In the end, an organization totally independent of the ongoing battle was able to make the biggest difference in dropping Sofosbuvir’s price: the United Nations Development Program, which had been contracted to procure medicine on behalf of the Ministry of Health.
UNDP Ukraine Country Director Janthomas Hiemstra told the Kyiv Post that, according to normal operating procedure, it held a tender between Gilead and the Egyptian producer to supply the drug.
The UNDP was able to bring down the price by nearly half, from an initial offering of $450 per pack ($1,350 for the full course of treatment) to $250.
Bringing the muscle
Gilead appealed the court decisions against the generic version while moving to gain a patent.
In June 2016, the company moved to file an $820 million arbitration lawsuit against the Ukrainian government under a clause of the 1994 U.S.-Ukraine bilateral investment treaty, in a process known as investor-state dispute settlement.
Malpani said that Eli Lilly, another multinational pharmaceutical firm, filed a $383 million pharmaceutical patent claim against the government of Canada, which it lost in March.
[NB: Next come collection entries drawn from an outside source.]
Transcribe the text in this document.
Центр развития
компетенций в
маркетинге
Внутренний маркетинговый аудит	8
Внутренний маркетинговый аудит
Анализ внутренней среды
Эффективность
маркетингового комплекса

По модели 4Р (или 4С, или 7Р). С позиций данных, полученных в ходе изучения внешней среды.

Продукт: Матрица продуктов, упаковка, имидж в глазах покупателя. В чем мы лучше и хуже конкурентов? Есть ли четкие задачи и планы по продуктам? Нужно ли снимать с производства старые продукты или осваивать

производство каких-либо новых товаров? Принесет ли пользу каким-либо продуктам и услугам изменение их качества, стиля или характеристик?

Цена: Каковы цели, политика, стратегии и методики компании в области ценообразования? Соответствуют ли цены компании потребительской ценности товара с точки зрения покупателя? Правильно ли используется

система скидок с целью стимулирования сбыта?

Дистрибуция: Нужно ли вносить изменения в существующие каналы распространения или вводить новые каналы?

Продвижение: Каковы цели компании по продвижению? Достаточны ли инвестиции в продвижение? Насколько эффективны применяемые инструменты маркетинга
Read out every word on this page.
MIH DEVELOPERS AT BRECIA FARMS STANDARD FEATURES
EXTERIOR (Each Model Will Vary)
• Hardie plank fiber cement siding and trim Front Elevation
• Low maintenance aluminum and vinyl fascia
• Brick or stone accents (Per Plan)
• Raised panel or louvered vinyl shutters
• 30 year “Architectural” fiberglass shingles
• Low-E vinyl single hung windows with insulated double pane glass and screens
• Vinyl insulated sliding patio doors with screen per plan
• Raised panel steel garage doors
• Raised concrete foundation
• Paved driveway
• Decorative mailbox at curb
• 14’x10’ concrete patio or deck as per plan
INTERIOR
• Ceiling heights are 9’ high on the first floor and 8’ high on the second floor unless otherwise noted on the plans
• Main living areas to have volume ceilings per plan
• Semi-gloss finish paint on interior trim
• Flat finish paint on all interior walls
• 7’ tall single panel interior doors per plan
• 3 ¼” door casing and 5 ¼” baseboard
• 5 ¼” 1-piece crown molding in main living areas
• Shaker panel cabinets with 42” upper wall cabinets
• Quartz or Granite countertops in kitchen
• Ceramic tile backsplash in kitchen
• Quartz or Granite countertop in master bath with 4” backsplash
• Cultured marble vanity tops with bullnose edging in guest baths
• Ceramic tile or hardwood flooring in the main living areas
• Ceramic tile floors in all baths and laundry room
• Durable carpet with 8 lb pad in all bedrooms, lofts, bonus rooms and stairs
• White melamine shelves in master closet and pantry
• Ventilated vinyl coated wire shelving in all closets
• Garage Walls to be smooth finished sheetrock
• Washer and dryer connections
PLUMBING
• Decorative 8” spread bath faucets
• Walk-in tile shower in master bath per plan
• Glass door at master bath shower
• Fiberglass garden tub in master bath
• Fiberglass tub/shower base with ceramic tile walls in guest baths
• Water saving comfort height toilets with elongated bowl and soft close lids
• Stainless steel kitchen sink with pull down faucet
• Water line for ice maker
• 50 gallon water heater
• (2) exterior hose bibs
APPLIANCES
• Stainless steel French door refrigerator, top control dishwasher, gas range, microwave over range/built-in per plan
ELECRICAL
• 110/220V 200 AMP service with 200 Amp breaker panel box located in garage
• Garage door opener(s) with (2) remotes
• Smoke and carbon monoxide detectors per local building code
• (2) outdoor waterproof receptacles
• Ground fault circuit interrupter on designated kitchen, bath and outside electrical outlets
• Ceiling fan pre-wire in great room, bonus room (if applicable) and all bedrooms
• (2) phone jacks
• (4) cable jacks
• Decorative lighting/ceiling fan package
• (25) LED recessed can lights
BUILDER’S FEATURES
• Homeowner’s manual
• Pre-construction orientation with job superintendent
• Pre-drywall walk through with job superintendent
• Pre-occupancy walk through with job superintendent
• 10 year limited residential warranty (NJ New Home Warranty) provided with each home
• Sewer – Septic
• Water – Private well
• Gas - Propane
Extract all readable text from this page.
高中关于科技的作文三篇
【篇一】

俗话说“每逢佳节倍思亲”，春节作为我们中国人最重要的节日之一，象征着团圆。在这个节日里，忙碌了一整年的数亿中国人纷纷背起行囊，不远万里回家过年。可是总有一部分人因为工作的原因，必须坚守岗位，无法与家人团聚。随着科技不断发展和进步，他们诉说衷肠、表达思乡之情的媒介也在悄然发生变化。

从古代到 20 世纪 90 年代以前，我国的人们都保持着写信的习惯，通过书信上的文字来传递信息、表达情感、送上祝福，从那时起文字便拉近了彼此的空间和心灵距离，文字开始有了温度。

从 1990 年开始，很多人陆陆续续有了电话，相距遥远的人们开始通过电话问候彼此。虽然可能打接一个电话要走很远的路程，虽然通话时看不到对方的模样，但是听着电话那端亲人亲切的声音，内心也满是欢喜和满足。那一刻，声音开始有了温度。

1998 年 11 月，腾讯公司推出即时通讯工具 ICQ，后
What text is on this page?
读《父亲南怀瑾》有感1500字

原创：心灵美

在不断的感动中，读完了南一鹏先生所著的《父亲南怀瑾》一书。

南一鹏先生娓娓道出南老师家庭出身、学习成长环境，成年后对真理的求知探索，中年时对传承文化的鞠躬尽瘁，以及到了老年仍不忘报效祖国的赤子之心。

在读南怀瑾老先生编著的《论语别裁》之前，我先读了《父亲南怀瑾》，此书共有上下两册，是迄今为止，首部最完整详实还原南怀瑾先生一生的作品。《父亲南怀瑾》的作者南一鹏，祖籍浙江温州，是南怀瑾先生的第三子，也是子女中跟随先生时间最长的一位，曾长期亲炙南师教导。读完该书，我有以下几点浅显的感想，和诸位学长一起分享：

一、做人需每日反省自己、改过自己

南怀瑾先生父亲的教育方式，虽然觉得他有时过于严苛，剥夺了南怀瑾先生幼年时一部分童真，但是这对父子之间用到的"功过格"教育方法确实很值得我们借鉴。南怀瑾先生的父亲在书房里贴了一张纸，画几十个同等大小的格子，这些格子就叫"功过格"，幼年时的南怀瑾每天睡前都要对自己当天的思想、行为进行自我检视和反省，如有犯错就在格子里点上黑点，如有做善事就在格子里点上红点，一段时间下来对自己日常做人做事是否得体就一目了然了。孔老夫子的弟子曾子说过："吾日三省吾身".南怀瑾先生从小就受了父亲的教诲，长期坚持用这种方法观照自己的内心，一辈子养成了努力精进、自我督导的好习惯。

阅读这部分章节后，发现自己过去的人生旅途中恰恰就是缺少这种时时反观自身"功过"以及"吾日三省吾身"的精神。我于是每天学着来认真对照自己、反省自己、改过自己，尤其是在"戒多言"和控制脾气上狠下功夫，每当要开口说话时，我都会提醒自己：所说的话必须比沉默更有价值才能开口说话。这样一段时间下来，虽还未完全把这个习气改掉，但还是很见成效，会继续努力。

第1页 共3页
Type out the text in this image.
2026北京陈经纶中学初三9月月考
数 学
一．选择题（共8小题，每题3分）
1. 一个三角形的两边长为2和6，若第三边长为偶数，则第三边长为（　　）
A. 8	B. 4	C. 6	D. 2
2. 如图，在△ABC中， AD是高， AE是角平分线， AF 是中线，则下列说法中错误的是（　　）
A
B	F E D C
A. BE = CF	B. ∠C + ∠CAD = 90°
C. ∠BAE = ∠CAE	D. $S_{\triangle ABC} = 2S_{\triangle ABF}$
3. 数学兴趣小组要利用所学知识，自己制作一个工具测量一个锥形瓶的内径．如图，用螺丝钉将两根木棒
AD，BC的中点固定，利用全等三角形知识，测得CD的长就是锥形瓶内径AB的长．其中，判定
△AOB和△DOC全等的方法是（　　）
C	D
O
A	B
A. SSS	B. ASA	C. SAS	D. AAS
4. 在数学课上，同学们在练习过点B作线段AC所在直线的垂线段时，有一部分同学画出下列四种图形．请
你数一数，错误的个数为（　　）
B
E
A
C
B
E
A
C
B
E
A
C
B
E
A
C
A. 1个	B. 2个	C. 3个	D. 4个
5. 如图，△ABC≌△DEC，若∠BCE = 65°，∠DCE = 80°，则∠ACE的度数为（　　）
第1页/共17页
Ukraine, with a GDP 6 percent of Canada’s, faced an arbitration suit more than twice the size.
“The company has been pushing the envelope as much as possible to get the highest return possible,” Malpani said.
Ukraine and Gilead reached an out of court settlement in January, which was signed in February. Justice Minister Pavlo Petrenko called the deal a “civilized means of reaching understanding with a big foreign investor,” blaming the entire issue on unnamed “corrupt schemes” from the Yanukovych era.
Though the agreement itself remains confidential, the Ministry of Health later deregistered the Egyptian generic, preventing its sale on the market.
The settlement also locks in Sofosbuvir’s price at $250 per pack — $750 to heal — giving Ukraine the lowest Sofosbuvir price in Europe while removing the NGOs of their ability to bargain further down. The current patent on Sofosbuvir will expire in Ukraine in 2020.
As things stand
Questions linger over how much Gilead earns off the drug relative to its production cost. But Hiemstra said that issues surrounding international intellectual property were not straightforward.
“One country is not another, one company is not another,” he said, adding that pharmaceutical companies need profits to reinvest in research and production.
Olga Burgay, program manager for treatment at the Alliance for Public Health, called the price “very accessible,” adding that costs in diagnosing the illness were often more problematic for average Ukrainians.
Crown Agents will continue to purchase Sofosbuvir throughout this year, as per Ministry of Health directive. The non-state pharmacy price of the drug is $350 per pack, adding up to $1,050 for the whole treatment.
Malpani questioned the basis of Gilead’s intellectual property claim, noting that the company did not develop Sofosbuvir in the first place.
“Gilead is seeking to earn as much as possible off of a drug that they didn’t develop,” said Malpani. “That’s casino capitalism, not pharmaceutical research.”